OpenLDAP contextCSNs. Replication

OpenLDAP uses `syncrepl` replication. It is a form of "Pull" where the replicas pull a stream of changes since there last check-in. There is also a "search-and-persist" mode that stays connected constantly ... the most popular form. `syncrepl` has two more modes, simple where whole entries are returned for the search and delta where only the changes are returned. Simple is simpler but, obviously, costly. Delta is more complicated and much more popular. These days the OpenLDAP Project and Symas recommend `delta-syncrepl`.

With `syncrepl` Context State Numbers (CSNs) are used to keep track of the date of the last change for entries and the server as a whole. In entries an "operational attribute" is maintained containing the entryCSN (the last time it was changed and by which master). The directory overall has a contextCSN keeping state from all of the activity in the server AND the most recent contextCSNs from servers it has gotten updates from ... EVER.

Both the entryCSNs and the contextCSNs have exactly the same format.
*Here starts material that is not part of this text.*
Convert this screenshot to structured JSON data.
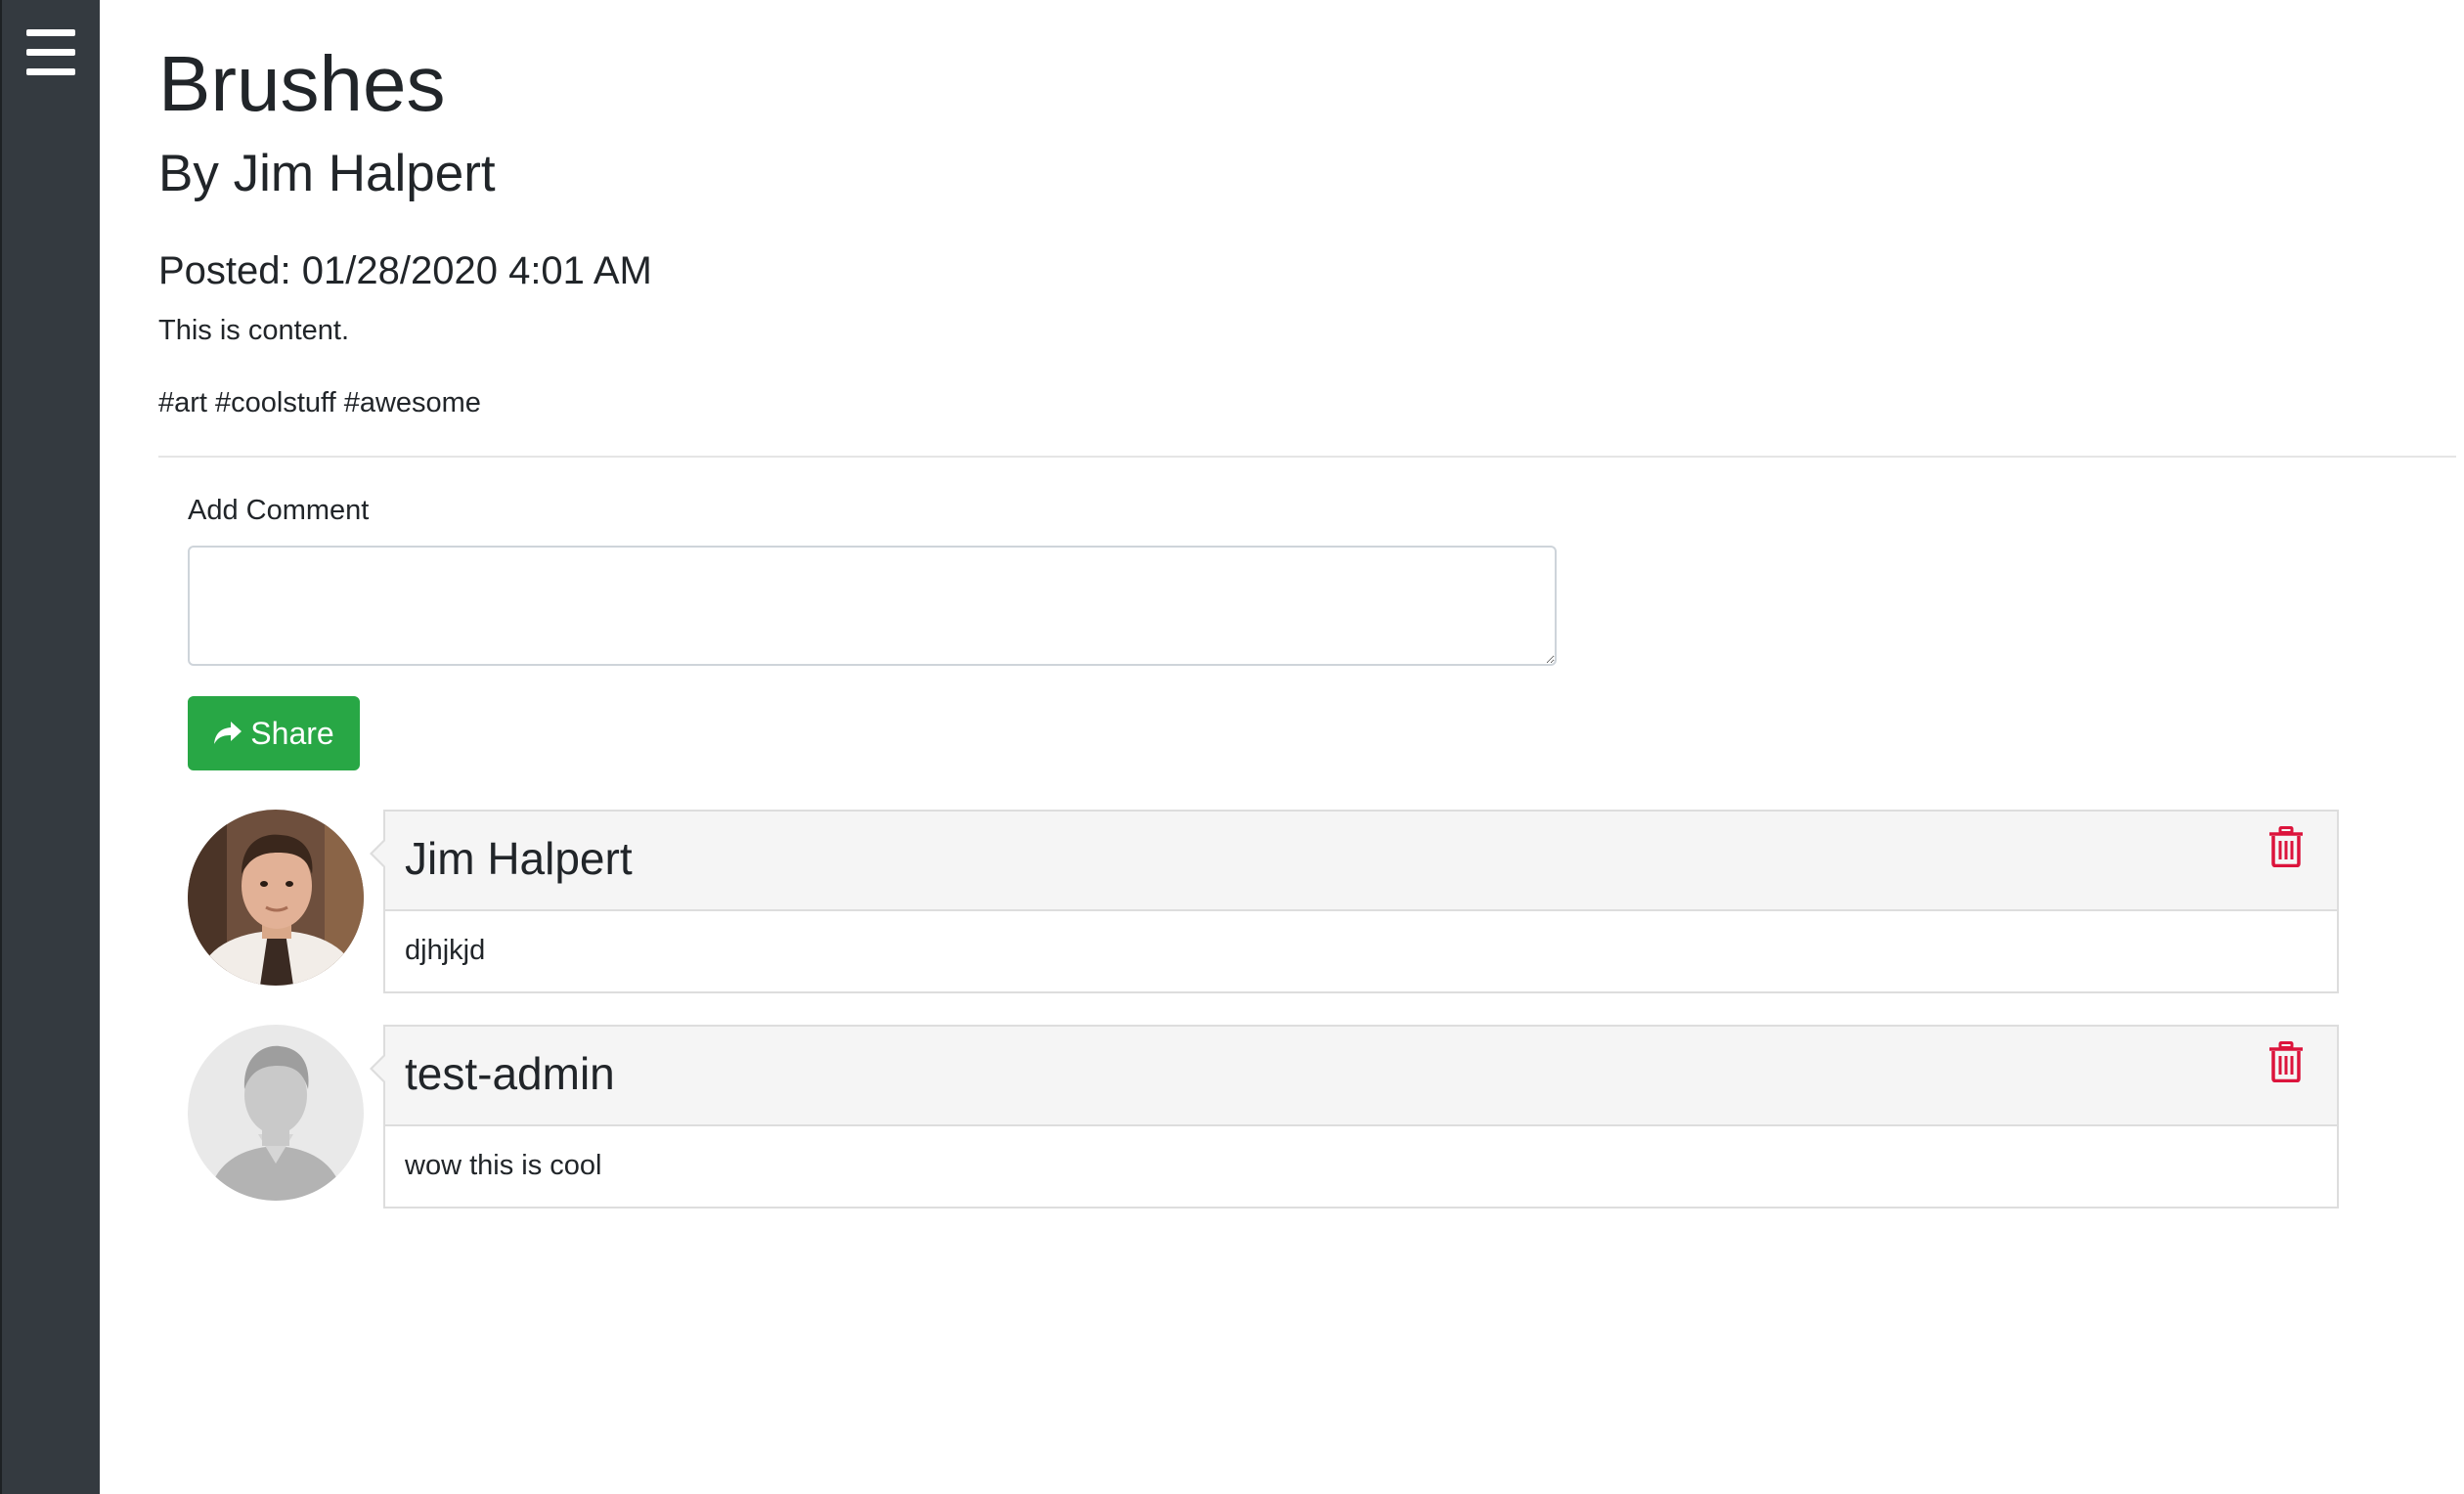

This is a contextCSN attribute from a server in one of our test clusters:

contextCSN: 20081226173429.931124Z#000000#001#000000

The value starts with a date-time stamp followed by a hash-mark. After that comes a field no longer needed but is retained for compatability. Also followed by a hash mark. The next is a three digit number followed by a hash. That is the system ID of the master server originally making the update. The remainder of the record is also vestigial and is zeroes.

Between two servers, if the contextCSNs for a given server ID don't match, the one with the earlier date-time is "behind" in replication.